Janine Jansen has never been one to fight shy of unfamiliar repertory (think what she's done for Britten’s Violin Concerto). Bernstein's five-movement Serenade after Plato's 'Symposium' for violin, strings, harp and percussion, completed in 1954, three years before West Side Story, may have been commissioned by the Koussevitzky Music Foundation, premiered by Isaac Stern, and recorded by Perlman, Kremer, Accardo and Mutter, among others, but it's never really made its mark in the concert-hall, this side of the Atlantic anyway.

Janine Jansen
Photograph: Marco Borggreve Launching the current season's LSO Artist Portrait series, Jansen could not have done more for it. She was in aristocratic form, supremely confident, her elegant carriage and moments of wiry huntress pounce communicating as much as her virtuosity and intellect. The murmured solo opening – Phaedrus the Athenian in praise of Eros, god of the heart – grew fabulously out of nothing, sound out of silence (theatrically counterbalancing the eruptive tutti introduction of the Finale). She flirted with the notes, she exchanged with the orchestra (brilliantly so in the violin/cello cadenza of the tender fourth movement), and she floated her harmonics like so many caresses. Every gesture – from stooped concentration to arched neck to intense brow, bowing arm in imperious command – unwrapped the music's lyric love and lustful passion, now slow, now quick. Honest, heated emotion, not a frill or fancy in sight. With the rampant closing pages she and Pappano let go, synchronised on a complex knife-edge – the whole bacchanalian razzmatazz and exploding climax suggesting as much a thirty-something New York genius drunk on his own brilliance as (in Bernstein's words) “the natural expression of a contemporary American composer imbued with the spirit of that timeless dinner party” two-and-a-half thousand years ago, Aristophanes and Socrates among the guests. A triumph.

Carl Nielsen's ‘Inextinguishable’ Symphony, his inexorable First World War hymn to the “elemental Will of Life” exceeded expectations. Negotiating all traps, Pappano hewed a tough, architecturally massive sculpture – motivic, reminiscent, confrontational, affirmation in the face of odds, a Symphony for our time. The Mahler-like succession of 'Don Juan'-Schubert-‘Alpine’ sunrise-Smetana-‘New World’ allusions running through the whole blazed in crazy, glorious juxtaposition, feeding and offsetting the action. The fairy-hued Poco allegretto took on the character and mischief of a Mendelssohnian wind-band Scherzo meeting tiny pizzicato trolls. The extraordinary timpani battle of the Finale, the two players stationed wide apart, east and west, was a sonic and visual spectacle, the precision attack and spatial onslaught overwhelming.

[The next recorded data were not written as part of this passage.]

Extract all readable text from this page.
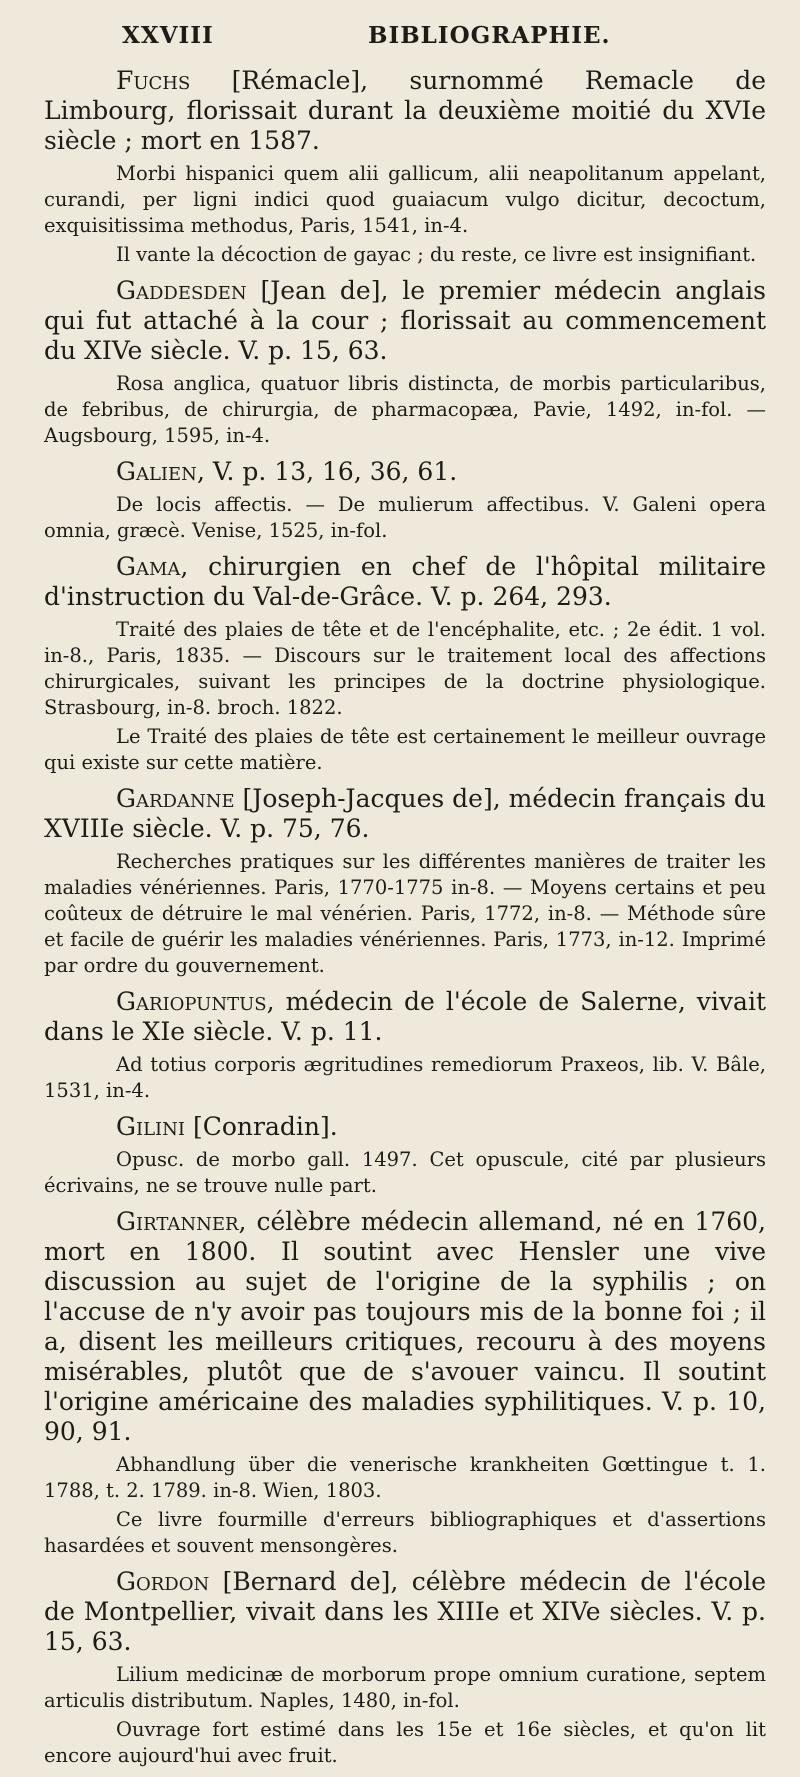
XXVIII	BIBLIOGRAPHIE.

Fuchs [Rémacle], surnommé Remacle de Limbourg, florissait durant la deuxième moitié du XVIe siècle ; mort en 1587.

Morbi hispanici quem alii gallicum, alii neapolitanum appelant, curandi, per ligni indici quod guaiacum vulgo dicitur, decoctum, exquisitissima methodus, Paris, 1541, in-4.

Il vante la décoction de gayac ; du reste, ce livre est insignifiant.

Gaddesden [Jean de], le premier médecin anglais qui fut attaché à la cour ; florissait au commencement du XIVe siècle. V. p. 15, 63.

Rosa anglica, quatuor libris distincta, de morbis particularibus, de febribus, de chirurgia, de pharmacopæa, Pavie, 1492, in-fol. — Augsbourg, 1595, in-4.

Galien, V. p. 13, 16, 36, 61.

De locis affectis. — De mulierum affectibus. V. Galeni opera omnia, græcè. Venise, 1525, in-fol.

Gama, chirurgien en chef de l'hôpital militaire d'instruction du Val-de-Grâce. V. p. 264, 293.

Traité des plaies de tête et de l'encéphalite, etc. ; 2e édit. 1 vol. in-8., Paris, 1835. — Discours sur le traitement local des affections chirurgicales, suivant les principes de la doctrine physiologique. Strasbourg, in-8. broch. 1822.

Le Traité des plaies de tête est certainement le meilleur ouvrage qui existe sur cette matière.

Gardanne [Joseph-Jacques de], médecin français du XVIIIe siècle. V. p. 75, 76.

Recherches pratiques sur les différentes manières de traiter les maladies vénériennes. Paris, 1770-1775 in-8. — Moyens certains et peu coûteux de détruire le mal vénérien. Paris, 1772, in-8. — Méthode sûre et facile de guérir les maladies vénériennes. Paris, 1773, in-12. Imprimé par ordre du gouvernement.

Gariopuntus, médecin de l'école de Salerne, vivait dans le XIe siècle. V. p. 11.

Ad totius corporis ægritudines remediorum Praxeos, lib. V. Bâle, 1531, in-4.

Gilini [Conradin].

Opusc. de morbo gall. 1497. Cet opuscule, cité par plusieurs écrivains, ne se trouve nulle part.

Girtanner, célèbre médecin allemand, né en 1760, mort en 1800. Il soutint avec Hensler une vive discussion au sujet de l'origine de la syphilis ; on l'accuse de n'y avoir pas toujours mis de la bonne foi ; il a, disent les meilleurs critiques, recouru à des moyens misérables, plutôt que de s'avouer vaincu. Il soutint l'origine américaine des maladies syphilitiques. V. p. 10, 90, 91.

Abhandlung über die venerische krankheiten Gœttingue t. 1. 1788, t. 2. 1789. in-8. Wien, 1803.

Ce livre fourmille d'erreurs bibliographiques et d'assertions hasardées et souvent mensongères.

Gordon [Bernard de], célèbre médecin de l'école de Montpellier, vivait dans les XIIIe et XIVe siècles. V. p. 15, 63.

Lilium medicinæ de morborum prope omnium curatione, septem articulis distributum. Naples, 1480, in-fol.

Ouvrage fort estimé dans les 15e et 16e siècles, et qu'on lit encore aujourd'hui avec fruit.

A scenario somewhere between Janáček and Shostakovich, surpassing both, this was a high-octane, high-decibel, high-drama reading, music – and listener – seized by the throat. But not everything was raw: matching the delicate flutes at the start of The Oceanides, the risk-taking pppp first-clarinet (Andrew Marriner) at the end of Nielsen’s second movement was all that and beyond. The strings throughout were warm and deep-grained, finesse and ensemble retained even in the gutsiest entries. The brass shone in a Brucknerian, Straussian light variously between noon and afterglow. Temperamentally, the LSO has always had this Symphony in its blood (famously with Ole Schmidt and Colin Davis), and backed Pappano to the hilt. His delight was infectious, the plaudits rightly many.